[Cryptography] Proposal of a fair contract signing protocol

Dennis E. Hamilton dennis.hamilton at acm.org
Mon Jun 27 20:15:50 EDT 2016



> -----Original Message-----
> From: cryptography [mailto:cryptography-
> bounces+dennis.hamilton=acm.org at metzdowd.com] On Behalf Of mok-kong shen
> Sent: Monday, June 27, 2016 15:22
> To: cryptography at metzdowd.com
> Subject: Re: [Cryptography] Proposal of a fair contract signing protocol
> 
> Am 27.06.2016 um 19:16 schrieb Dennis E. Hamilton:
[ ... ]
> > And remember, all these machinations are only relevant in the case of
> > non-performance, falsification, or fraud on someone's part, whether
> > suspected, alleged or demonstrable.  The complete use case matters,
> > not complexification of primitives.
> 
> In step 1 Alice sends signed(Alice, X) to Bob (she also sends Y to Bob,
> but not signed(Alice, Y)). After that Bob could claim to a third person
> that Alice has signed X by showing him the received stuff, namely
> signed(Alice, X), which can be verified by the third person with
> Alice's public key.
> 
> In step 2 Bob sends signed(Bob, X) and signed(Bob, Y) to Alice. After
> that Alice could claim to a third person that Bob has signed both X an
> Y by showing him the received stuff, namely signed(Bob, X) and
> signed(Bob, Y), which can be verified by the third person with Bob's
> public key.
> 
> signed(Alice, X) denotes a certain sequence of bytes defined to be
> the object having the name "X" and carries the digital signature of
> Alice, i.e. Alice testifies thereby that that byte sequence is truly
> what she understands to be the object having the name "X". Similarly
> for the other signed objects.
> 
> Have I rendered the denotations employed sufficiently clear now?
[orcmid] 

Yes.  The point is that Alice is not obligated to perform step 3 and she can deny that she ever saw Bob's result from step 2.

Consider this.

  1'. Alice makes an offer to Bob, a document C.  It has her embedded signature, let's call that C||X for simplicity.  The C is visible and the signature is verifiable.  (C is useless if X is removed from C||X).

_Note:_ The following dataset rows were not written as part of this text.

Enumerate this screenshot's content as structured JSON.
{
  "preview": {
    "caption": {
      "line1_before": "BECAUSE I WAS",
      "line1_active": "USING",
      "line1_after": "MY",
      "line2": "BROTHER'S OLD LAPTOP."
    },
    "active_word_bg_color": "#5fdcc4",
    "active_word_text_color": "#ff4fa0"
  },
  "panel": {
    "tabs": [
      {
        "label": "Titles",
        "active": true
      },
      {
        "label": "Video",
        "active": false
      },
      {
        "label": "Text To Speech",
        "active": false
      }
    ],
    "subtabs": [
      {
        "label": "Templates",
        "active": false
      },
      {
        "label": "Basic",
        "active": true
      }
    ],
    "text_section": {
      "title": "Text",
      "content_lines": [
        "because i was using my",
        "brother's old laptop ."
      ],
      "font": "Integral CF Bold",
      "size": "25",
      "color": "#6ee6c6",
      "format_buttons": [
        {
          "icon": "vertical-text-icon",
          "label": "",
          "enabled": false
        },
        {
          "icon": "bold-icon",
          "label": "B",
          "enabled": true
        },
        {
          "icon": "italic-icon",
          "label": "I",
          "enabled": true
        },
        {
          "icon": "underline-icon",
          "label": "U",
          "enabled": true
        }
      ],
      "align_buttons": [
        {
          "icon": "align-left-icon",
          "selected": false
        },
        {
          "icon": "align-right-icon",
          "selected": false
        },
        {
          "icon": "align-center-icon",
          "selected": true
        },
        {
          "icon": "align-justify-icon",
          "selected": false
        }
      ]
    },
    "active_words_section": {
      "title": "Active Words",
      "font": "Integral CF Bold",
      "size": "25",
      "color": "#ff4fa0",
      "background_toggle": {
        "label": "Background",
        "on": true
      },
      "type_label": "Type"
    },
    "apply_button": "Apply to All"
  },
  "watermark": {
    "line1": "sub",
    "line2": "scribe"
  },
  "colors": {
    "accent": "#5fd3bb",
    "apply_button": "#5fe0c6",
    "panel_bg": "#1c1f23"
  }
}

  2'. Bob at step 2, on accepting the offer in C, counter-signs (C||X) with his signature and let's call that (C||X)||Y.

  3'. On receiving the counter-signed acceptance (or promise to perform, whatever), Alice countersigns declaring that she has received the acceptance from Bob, producing ( (C||X)||Y ) || Z.  She records that in some public manner and that is her visible, verifiable commitment, closing the deal, presuming that she does so under whatever conditions there are in Bob's acceptance.

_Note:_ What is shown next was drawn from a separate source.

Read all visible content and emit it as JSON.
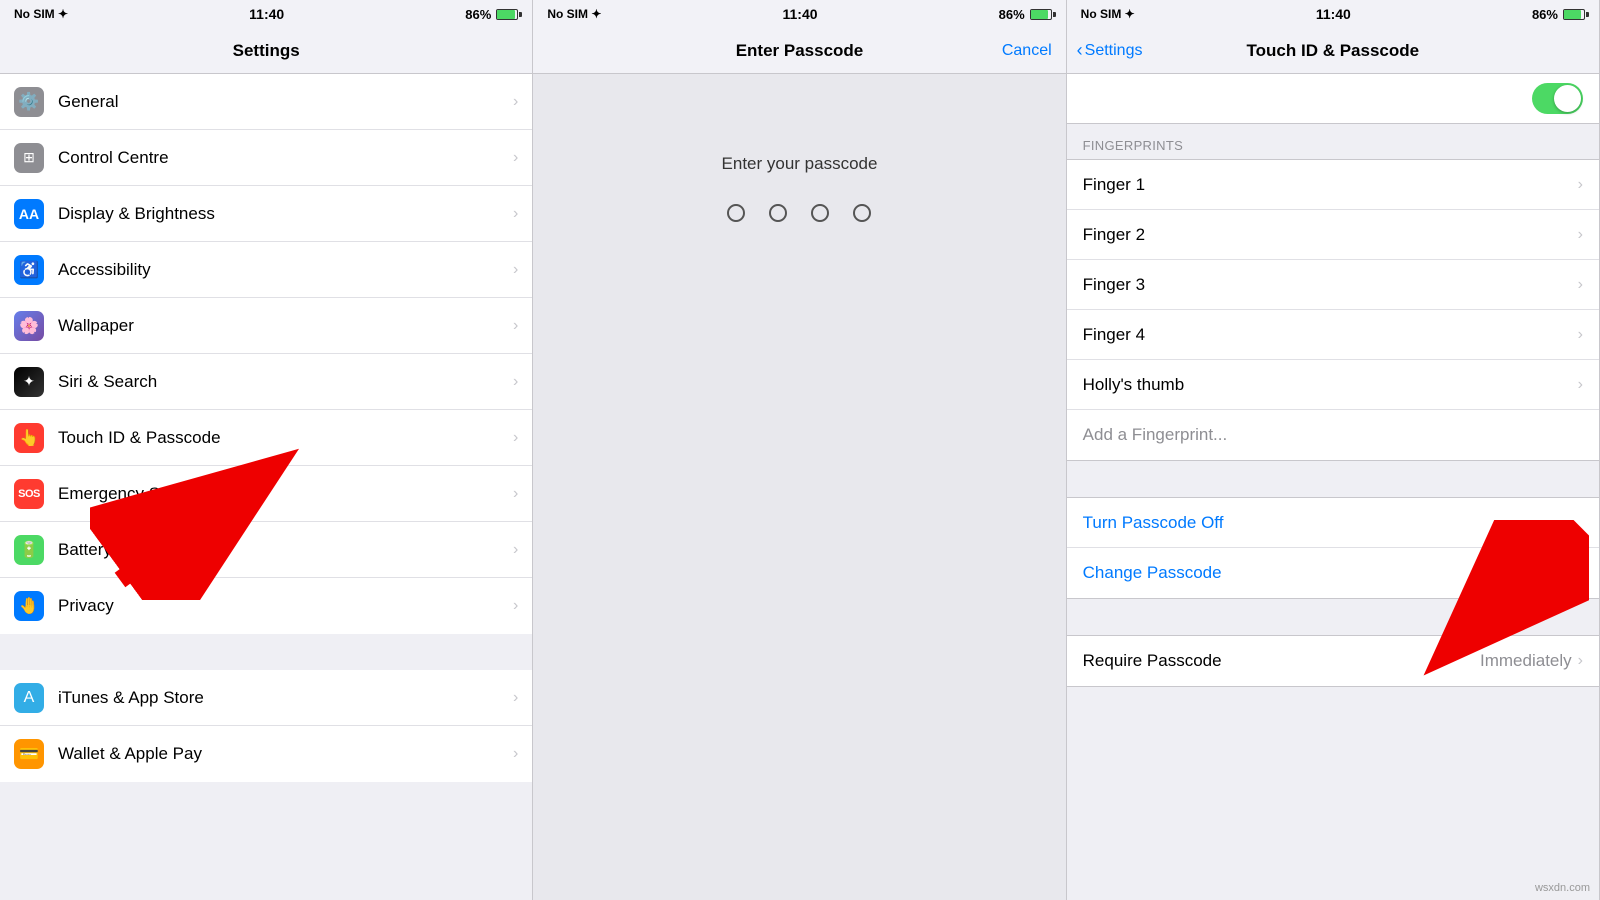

Now, in all respects, this is equivalent to the protocol you propose and it is very similar to how this sort of agreement works in practice.  We assume secure but unreliable communication between Alice and Bob.

This can be quite practical.  It is *not* fair in the technically-understood sense.

Furthermore, this simplified, entirely-equivalent procedure, makes it clear that Alice can deny receiving the result of Bob's step 2, claiming it did not arrive on time, or in some other manner revoking her offer because Bob failed to execute.  That Bob can wave (C||X)||Y around doesn't count without demonstration that Alice received it and close the deal at 3.